3. Incorporados à Igreja por nosso batismo, participamos de sua missão. Pela profissão dos votos públicos de pobreza, castidade e obediência, nós nos consagramos, por um novo título, a essa mesma missão, e nos comprometemos viver numa comunidade religiosa que seja um sinal do Reino.

4. Animados pelo Espírito Santo que levou o Filho de Deus a viver nossa condição humana e a morrer sobre a cruz para reconciliar o mundo com seu Pai, nós, à luz da Aparição de Nossa Senhora da Salette, queremos ser servidores devotados do Cristo e da Igreja em vista do cumprimento do mistério da Reconciliação.

5. Fiéis a nossas origens, dedicamos profundo amor a Maria, Mãe de Cristo e da Igreja. Por nosso apostolado seguimos o exemplo da Serva do Senhor que foi constituída como Reconciliadora, particularmente ao pé da cruz.

6. Nós nos aplicamos em trazer à luz os valores profundamente evangélicos de oração, penitência e zelo contidos na mensagem de Nossa Senhora da Salette que nos chama à conversão. Nós mesmos nos esforçamos em viver esses valores para que, pelo testemunho de nossa vida tanto quanto por nossa palavra, levemos os homens a se abrirem à Boa Nova que, por missão, devemos transmitir a todos.

CAPÍTULO II

NOSSA CONSAGRAÇÃ0 RELIGIOSA

7. O Cristo é a Regra de nossa vida.

8. Pelo batismo, participamos do mistério de sua morte e de sua ressurreição. Respondendo livre e inteiramente a seu chamado, queremos imitar o Cristo casto, pobre e obediente. Assim, por nossa profissão dos votos públicos de castidade, pobreza e obediência, somos consagrados a Deus. Vivida na intimidade do Cristo, nossa consagreção nos levará à total disponibilidade a seu serviço e ao de nosso próximo.

9. Atraídos pelo Cristo nós O seguimos na castidade, entregando a Deus nossa pessoa, na continência perfeita e no celibato pelo Reino. Queremos assim amar o Senhor com amor preferencial, em resposta ao grande amor com que ele mesmo, por primeiro, nos amou, e testemunhar o Reino por vir onde Ele será tudo em todos.
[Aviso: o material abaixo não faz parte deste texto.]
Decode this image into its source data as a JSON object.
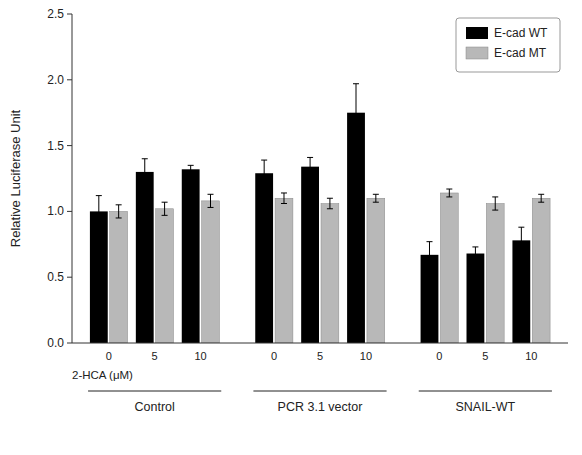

Além disso, nós nos esforçamos por desenvolver constantemente as potencialidades afetivas que o Senhor em nós depositou, para nos tornar, através de amizades desinteressadas e sinceras, profundamente humanas e abertas a todos, os instrumentos do amor de compaixão de que Deus envolve todos os homens.

10. Desejosos de sermos pobres como o Cristo, a exemplo dos apoóstolos que tudo abandonaram para segui-Lo, trabalhamos para realizar em nós mesmos o despojamento evangélico; confiantes na Providência do Pai, queremos ser livres de toda excessiva preocupação em relação aos bens deste mundo, para buscarmos acima de tudo o Reino de Deus e melhor respondermos ao "clamor dos pobres". Por nosso voto renunciamos ao direito de usar e dispor de bens materiais independentemente dos superiores. Nós nos comporometemos em viver simples e modestamente, partilhar como irmãos as nossas aptidões, nosso tempo e o fruto de nosso trabalho, a serviço de nossa missão comum.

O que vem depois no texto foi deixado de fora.